TO PRIVATIZE OR NOT TO PRIVATIZE?

The biggest question ahead for employers in Ohio is whether the state--one of only four in the country with a monopolistic workers' comp system--will open its doors to privatization. A task force, created through a Senate resolution in 2009, is currently studying that issue and examining successful efforts made by West Virginia, Nevada and other states to open their workers' comp markets to private competition. A report was expected by the end of the year, but it has been pushed back until June 2011 to give the new administration the opportunity to provide input and suggestions.

Tony Seegers, director of labor and human resources policy at the Ohio Chamber of Commerce, doesn't believe that Kasich will pursue a wholesale privatization in the state.

"That doesn't mean that someone won't introduce legislation to privatize," he said. "But I think, overall, competition won't be the focus of the administration's policies, but rather efficiency. Kasich has said that there are areas of workers' comp that he believes private industry can improve upon and programs that it could better administer. This may mean allowing in a private managed care organization or interjecting some sort of competition."

Bruce Wood, associate general counsel and director of workers' compensation for the American Insurance Association, said that there hasn't been a lot of serious discussion about simply privatizing the entire market--that is, privatizing the Ohio fund in addition to allowing in a private market.

"The discussion, rather, has been around the nature and contours of the insurance mechanism," he said.

The association and its members, Wood said, believe in the merits of a private market and would support such a plan.

"It is really more of a political question," Wood added. "The policyholder community would need to be strongly supportive of such an initiative in order for it to succeed. We also feel that it's important that any legislation moving forward would provide for an overall level playing field in the private market, and actually encourage the private market to participate and blossom in the state."

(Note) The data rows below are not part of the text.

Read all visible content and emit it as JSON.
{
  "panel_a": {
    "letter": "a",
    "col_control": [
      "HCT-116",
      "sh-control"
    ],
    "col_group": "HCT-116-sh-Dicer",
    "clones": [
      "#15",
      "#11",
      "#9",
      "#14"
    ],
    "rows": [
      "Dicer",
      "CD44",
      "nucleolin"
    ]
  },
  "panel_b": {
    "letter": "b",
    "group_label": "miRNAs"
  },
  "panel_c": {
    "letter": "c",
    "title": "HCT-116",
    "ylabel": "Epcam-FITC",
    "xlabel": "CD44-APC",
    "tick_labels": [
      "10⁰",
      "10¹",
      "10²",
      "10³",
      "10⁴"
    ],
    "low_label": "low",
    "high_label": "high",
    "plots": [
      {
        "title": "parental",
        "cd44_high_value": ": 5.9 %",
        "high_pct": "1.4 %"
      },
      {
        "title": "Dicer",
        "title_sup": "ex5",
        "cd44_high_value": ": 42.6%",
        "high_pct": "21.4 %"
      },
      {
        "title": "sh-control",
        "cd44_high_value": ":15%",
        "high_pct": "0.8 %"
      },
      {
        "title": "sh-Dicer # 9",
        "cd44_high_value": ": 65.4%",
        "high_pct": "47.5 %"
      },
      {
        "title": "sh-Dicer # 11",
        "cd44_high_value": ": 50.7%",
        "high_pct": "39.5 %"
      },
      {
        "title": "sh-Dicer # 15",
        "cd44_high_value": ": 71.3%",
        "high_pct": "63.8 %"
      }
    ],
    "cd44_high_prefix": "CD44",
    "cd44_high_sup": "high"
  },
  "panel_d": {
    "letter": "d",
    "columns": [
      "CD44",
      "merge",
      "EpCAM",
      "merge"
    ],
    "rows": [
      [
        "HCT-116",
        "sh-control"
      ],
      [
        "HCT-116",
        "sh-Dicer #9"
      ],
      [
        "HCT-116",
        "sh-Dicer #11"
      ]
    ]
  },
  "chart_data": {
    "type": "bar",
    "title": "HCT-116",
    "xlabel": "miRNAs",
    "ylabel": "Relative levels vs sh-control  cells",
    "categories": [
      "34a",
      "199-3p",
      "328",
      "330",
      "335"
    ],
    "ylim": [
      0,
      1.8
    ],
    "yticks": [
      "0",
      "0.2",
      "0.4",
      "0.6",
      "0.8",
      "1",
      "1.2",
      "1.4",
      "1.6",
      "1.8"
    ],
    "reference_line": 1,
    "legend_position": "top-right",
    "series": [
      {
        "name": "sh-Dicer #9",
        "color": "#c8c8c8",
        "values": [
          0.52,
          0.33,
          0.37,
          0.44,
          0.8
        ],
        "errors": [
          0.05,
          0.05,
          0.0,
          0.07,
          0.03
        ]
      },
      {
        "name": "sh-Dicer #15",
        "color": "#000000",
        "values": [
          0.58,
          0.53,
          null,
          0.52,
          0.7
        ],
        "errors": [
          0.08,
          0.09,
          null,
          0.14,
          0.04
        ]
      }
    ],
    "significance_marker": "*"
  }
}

Will the recent failed effort in Washington state to privatize the workers' comp market hurt Ohio's chances?

"That effort, which didn't get off the ground, had the important element of strong employer support, but it also had strong opposition by the governor, legislative branch and organized labor," Wood said. "That illustrates that employer support, in itself, isn't enough."

In Ohio, however, both legislative houses and the governor seem to be more inclined to support legislation that would open the state up to private insurers, Wood said. So in politics, anything is possible.

"I didn't think I would be alive long enough to see West Virginia not only allow private workers' comp insurers, but actually become an entirely private market," he said. "So it is hard to predict."